We talked yesterday about the anonymice administration background briefings, and lo and behold, here’s The Note today quoting the same exact thing:

When a White House official conceded in a pre-speech background briefing (the truth) that the personal accounts plan would not save the system the President described as being in peril, that got the day off to a fine straight-talk start.

Is this the same authorized “background briefer” that the Times quoted yesterday? In that case it was Dan Bartlett, the former communications director and counselor to the president, whose extensive White House bio explains that he’s “responsible for all aspects of President Bush’s strategic communications planning and the formulation of policy and implementation of the President’s agenda. He also oversees the White House Press Office and the Offices of Media Affairs, Communications, Speechwriting, and Global Communications.”

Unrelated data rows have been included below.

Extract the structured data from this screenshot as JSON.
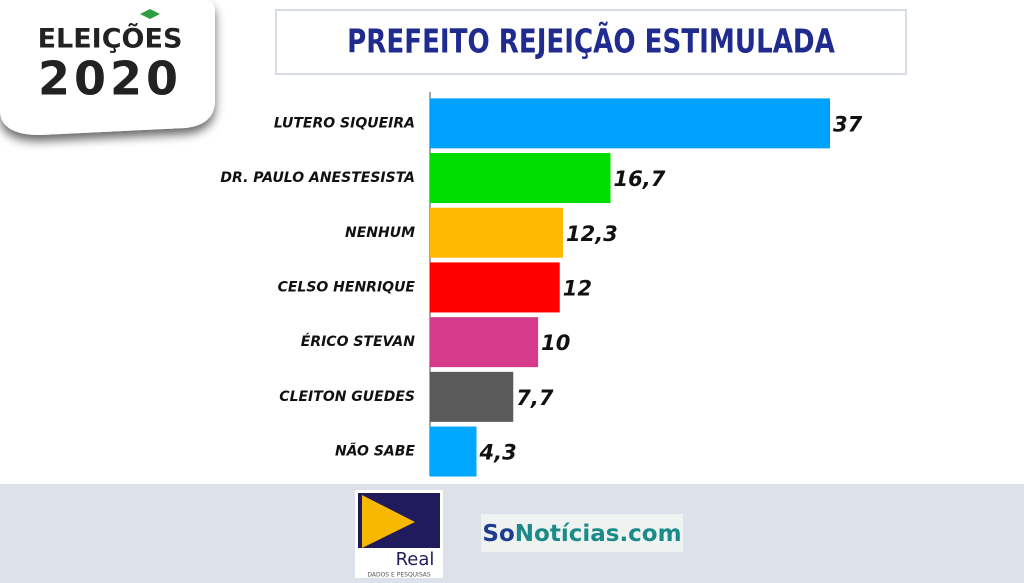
{
  "chart_data": {
    "type": "bar",
    "orientation": "horizontal",
    "title": "PREFEITO REJEIÇÃO ESTIMULADA",
    "categories": [
      "LUTERO SIQUEIRA",
      "DR. PAULO ANESTESISTA",
      "NENHUM",
      "CELSO HENRIQUE",
      "ÉRICO STEVAN",
      "CLEITON GUEDES",
      "NÃO SABE"
    ],
    "values": [
      37,
      16.7,
      12.3,
      12,
      10,
      7.7,
      4.3
    ],
    "value_labels": [
      "37",
      "16,7",
      "12,3",
      "12",
      "10",
      "7,7",
      "4,3"
    ],
    "colors": [
      "#00a2ff",
      "#00dd00",
      "#ffb900",
      "#ff0000",
      "#d43b8b",
      "#5a5a5a",
      "#00a8ff"
    ]
  },
  "branding": {
    "badge_top": "ELEIÇÕES",
    "badge_year": "2020",
    "real_name": "Real",
    "real_tagline": "DADOS E PESQUISAS",
    "site_prefix": "So",
    "site_rest": "Notícias.com"
  }
}
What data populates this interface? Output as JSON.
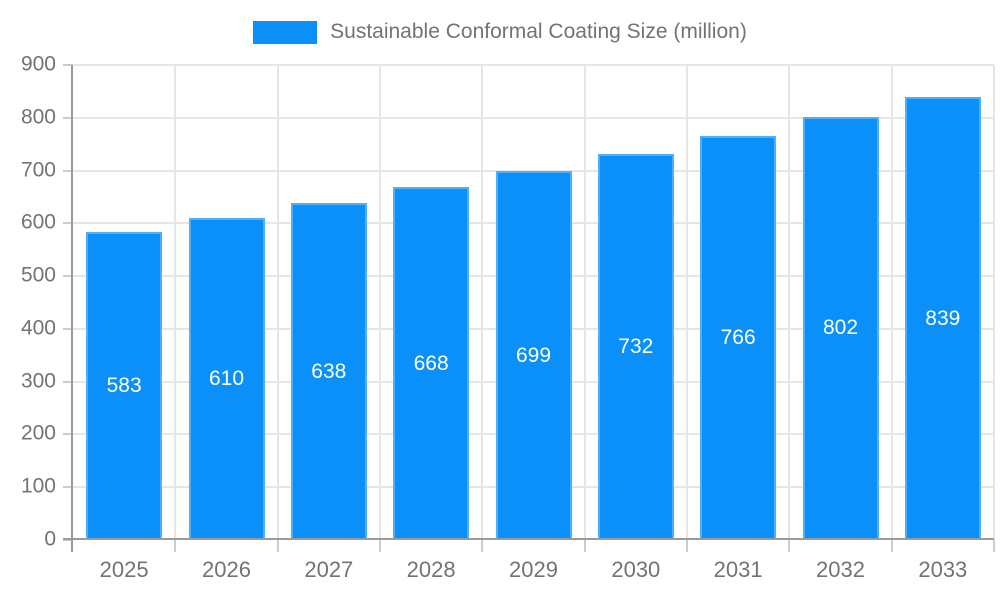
{
  "chart_data": {
    "type": "bar",
    "title": "Sustainable Conformal Coating Size (million)",
    "legend_position": "top",
    "categories": [
      "2025",
      "2026",
      "2027",
      "2028",
      "2029",
      "2030",
      "2031",
      "2032",
      "2033"
    ],
    "values": [
      583,
      610,
      638,
      668,
      699,
      732,
      766,
      802,
      839
    ],
    "xlabel": "",
    "ylabel": "",
    "ylim": [
      0,
      900
    ],
    "yticks": [
      0,
      100,
      200,
      300,
      400,
      500,
      600,
      700,
      800,
      900
    ],
    "grid": true,
    "bar_labels_shown": true,
    "colors": {
      "bar": "#0a90f8",
      "bar_label": "#ffffff",
      "grid_line": "#e6e6e6",
      "tick_line": "#cccccc",
      "axis_line": "#9a9a9a",
      "text": "#737373",
      "background": "#ffffff"
    }
  }
}
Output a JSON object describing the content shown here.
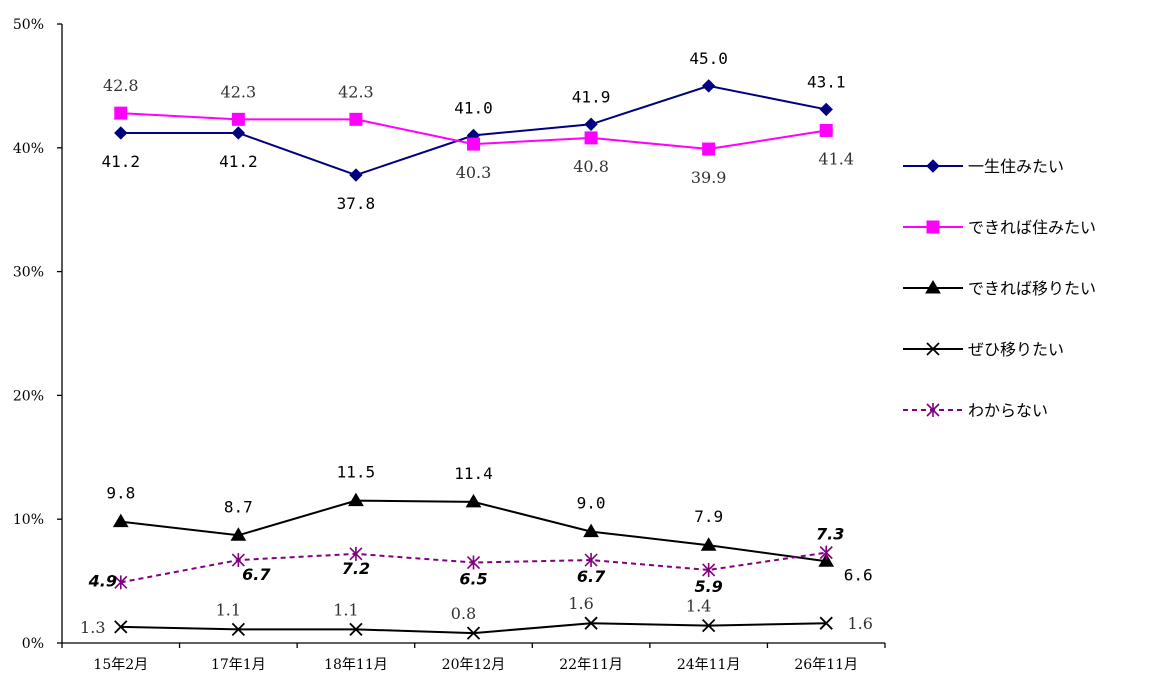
{
  "chart_data": {
    "type": "line",
    "categories": [
      "15年2月",
      "17年1月",
      "18年11月",
      "20年12月",
      "22年11月",
      "24年11月",
      "26年11月"
    ],
    "ylim": [
      0,
      50
    ],
    "yticks": [
      "0%",
      "10%",
      "20%",
      "30%",
      "40%",
      "50%"
    ],
    "ytick_values": [
      0,
      10,
      20,
      30,
      40,
      50
    ],
    "grid": false,
    "legend_position": "right",
    "series": [
      {
        "name": "一生住みたい",
        "values": [
          41.2,
          41.2,
          37.8,
          41.0,
          41.9,
          45.0,
          43.1
        ],
        "labels": [
          "41.2",
          "41.2",
          "37.8",
          "41.0",
          "41.9",
          "45.0",
          "43.1"
        ],
        "color": "#000080",
        "marker": "diamond",
        "dashed": false,
        "label_style": "mono"
      },
      {
        "name": "できれば住みたい",
        "values": [
          42.8,
          42.3,
          42.3,
          40.3,
          40.8,
          39.9,
          41.4
        ],
        "labels": [
          "42.8",
          "42.3",
          "42.3",
          "40.3",
          "40.8",
          "39.9",
          "41.4"
        ],
        "color": "#ff00ff",
        "marker": "square",
        "dashed": false,
        "label_style": "serif"
      },
      {
        "name": "できれば移りたい",
        "values": [
          9.8,
          8.7,
          11.5,
          11.4,
          9.0,
          7.9,
          6.6
        ],
        "labels": [
          "9.8",
          "8.7",
          "11.5",
          "11.4",
          "9.0",
          "7.9",
          "6.6"
        ],
        "color": "#000000",
        "marker": "triangle",
        "dashed": false,
        "label_style": "mono"
      },
      {
        "name": "ぜひ移りたい",
        "values": [
          1.3,
          1.1,
          1.1,
          0.8,
          1.6,
          1.4,
          1.6
        ],
        "labels": [
          "1.3",
          "1.1",
          "1.1",
          "0.8",
          "1.6",
          "1.4",
          "1.6"
        ],
        "color": "#000000",
        "marker": "x",
        "dashed": false,
        "label_style": "serif"
      },
      {
        "name": "わからない",
        "values": [
          4.9,
          6.7,
          7.2,
          6.5,
          6.7,
          5.9,
          7.3
        ],
        "labels": [
          "4.9",
          "6.7",
          "7.2",
          "6.5",
          "6.7",
          "5.9",
          "7.3"
        ],
        "color": "#800080",
        "marker": "asterisk",
        "dashed": true,
        "label_style": "bold"
      }
    ]
  }
}
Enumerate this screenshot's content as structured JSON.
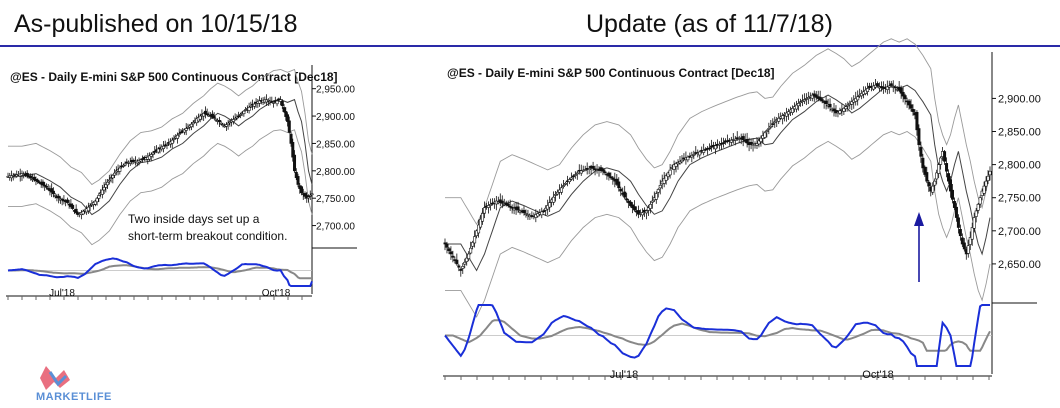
{
  "headers": {
    "left": "As-published on 10/15/18",
    "right": "Update (as of 11/7/18)"
  },
  "logo": {
    "text": "MARKETLIFE",
    "color": "#5a8fd6"
  },
  "colors": {
    "header_rule": "#2a2aa8",
    "oscillator": "#1a2fd8",
    "oscillator_signal": "#888888",
    "arrow": "#1a1aa0"
  },
  "chart_data": [
    {
      "type": "candlestick",
      "title": "@ES - Daily  E-mini S&P 500 Continuous Contract [Dec18]",
      "y_ticks": [
        "2,950.00",
        "2,900.00",
        "2,850.00",
        "2,800.00",
        "2,750.00",
        "2,700.00"
      ],
      "y_tick_values": [
        2950,
        2900,
        2850,
        2800,
        2750,
        2700
      ],
      "ylim": [
        2670,
        2975
      ],
      "x_ticks": [
        "Jul'18",
        "Oct'18"
      ],
      "annotation": [
        "Two inside days set up a",
        "short-term breakout condition."
      ],
      "close_path": [
        [
          0,
          2790
        ],
        [
          8,
          2795
        ],
        [
          16,
          2782
        ],
        [
          22,
          2770
        ],
        [
          28,
          2752
        ],
        [
          34,
          2742
        ],
        [
          40,
          2720
        ],
        [
          44,
          2728
        ],
        [
          50,
          2745
        ],
        [
          56,
          2775
        ],
        [
          62,
          2800
        ],
        [
          68,
          2815
        ],
        [
          74,
          2818
        ],
        [
          80,
          2825
        ],
        [
          86,
          2840
        ],
        [
          92,
          2850
        ],
        [
          98,
          2868
        ],
        [
          104,
          2882
        ],
        [
          108,
          2895
        ],
        [
          112,
          2905
        ],
        [
          116,
          2900
        ],
        [
          120,
          2892
        ],
        [
          124,
          2882
        ],
        [
          128,
          2892
        ],
        [
          132,
          2900
        ],
        [
          136,
          2912
        ],
        [
          140,
          2920
        ],
        [
          144,
          2928
        ],
        [
          148,
          2930
        ],
        [
          152,
          2925
        ],
        [
          156,
          2930
        ],
        [
          158,
          2908
        ],
        [
          160,
          2890
        ],
        [
          162,
          2850
        ],
        [
          164,
          2800
        ],
        [
          166,
          2775
        ],
        [
          168,
          2760
        ],
        [
          171,
          2750
        ],
        [
          174,
          2758
        ]
      ],
      "indicator": "oscillator"
    },
    {
      "type": "candlestick",
      "title": "@ES - Daily  E-mini S&P 500 Continuous Contract [Dec18]",
      "y_ticks": [
        "2,900.00",
        "2,850.00",
        "2,800.00",
        "2,750.00",
        "2,700.00",
        "2,650.00"
      ],
      "y_tick_values": [
        2900,
        2850,
        2800,
        2750,
        2700,
        2650
      ],
      "ylim": [
        2600,
        2955
      ],
      "x_ticks": [
        "Jul'18",
        "Oct'18"
      ],
      "arrow_annotation": "up-arrow",
      "close_path": [
        [
          0,
          2680
        ],
        [
          4,
          2660
        ],
        [
          8,
          2640
        ],
        [
          12,
          2665
        ],
        [
          16,
          2700
        ],
        [
          20,
          2735
        ],
        [
          26,
          2745
        ],
        [
          32,
          2738
        ],
        [
          38,
          2730
        ],
        [
          44,
          2722
        ],
        [
          50,
          2730
        ],
        [
          56,
          2755
        ],
        [
          62,
          2775
        ],
        [
          68,
          2790
        ],
        [
          74,
          2795
        ],
        [
          80,
          2790
        ],
        [
          86,
          2775
        ],
        [
          90,
          2755
        ],
        [
          94,
          2738
        ],
        [
          98,
          2725
        ],
        [
          102,
          2730
        ],
        [
          106,
          2750
        ],
        [
          110,
          2775
        ],
        [
          116,
          2800
        ],
        [
          122,
          2810
        ],
        [
          128,
          2818
        ],
        [
          134,
          2825
        ],
        [
          140,
          2832
        ],
        [
          146,
          2838
        ],
        [
          150,
          2840
        ],
        [
          154,
          2830
        ],
        [
          158,
          2832
        ],
        [
          162,
          2848
        ],
        [
          168,
          2868
        ],
        [
          174,
          2880
        ],
        [
          180,
          2895
        ],
        [
          186,
          2905
        ],
        [
          190,
          2898
        ],
        [
          194,
          2890
        ],
        [
          198,
          2878
        ],
        [
          202,
          2885
        ],
        [
          206,
          2895
        ],
        [
          210,
          2905
        ],
        [
          214,
          2915
        ],
        [
          218,
          2920
        ],
        [
          222,
          2915
        ],
        [
          226,
          2920
        ],
        [
          230,
          2912
        ],
        [
          234,
          2895
        ],
        [
          238,
          2875
        ],
        [
          240,
          2830
        ],
        [
          242,
          2795
        ],
        [
          244,
          2775
        ],
        [
          246,
          2760
        ],
        [
          248,
          2775
        ],
        [
          250,
          2800
        ],
        [
          252,
          2820
        ],
        [
          254,
          2790
        ],
        [
          256,
          2760
        ],
        [
          258,
          2735
        ],
        [
          260,
          2705
        ],
        [
          262,
          2680
        ],
        [
          264,
          2665
        ],
        [
          266,
          2690
        ],
        [
          268,
          2720
        ],
        [
          270,
          2740
        ],
        [
          272,
          2760
        ],
        [
          274,
          2775
        ],
        [
          276,
          2790
        ]
      ],
      "indicator": "oscillator"
    }
  ]
}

Really, what’s the point of these briefings where a well-known “anonymous” source gets up in front of a room full of journalists? It’s obviously authorized by the White House and publicized by the White House–Bartlett’s job is to spin and do “communications” for the administration. Why do journalists let the White House use them in this way and why don’t they stand up for their readers? Are the briefings really that valuable that they’re worth breaking readers’ trust?

Who was the background briefer mentioned in The Note? Let’s keep outing these guys–drop us a tip or send an email. Are there any other authorized “background briefings” in the news today or coming up?

UPDATE: It took a few days, but Dan Froomkin found our answer.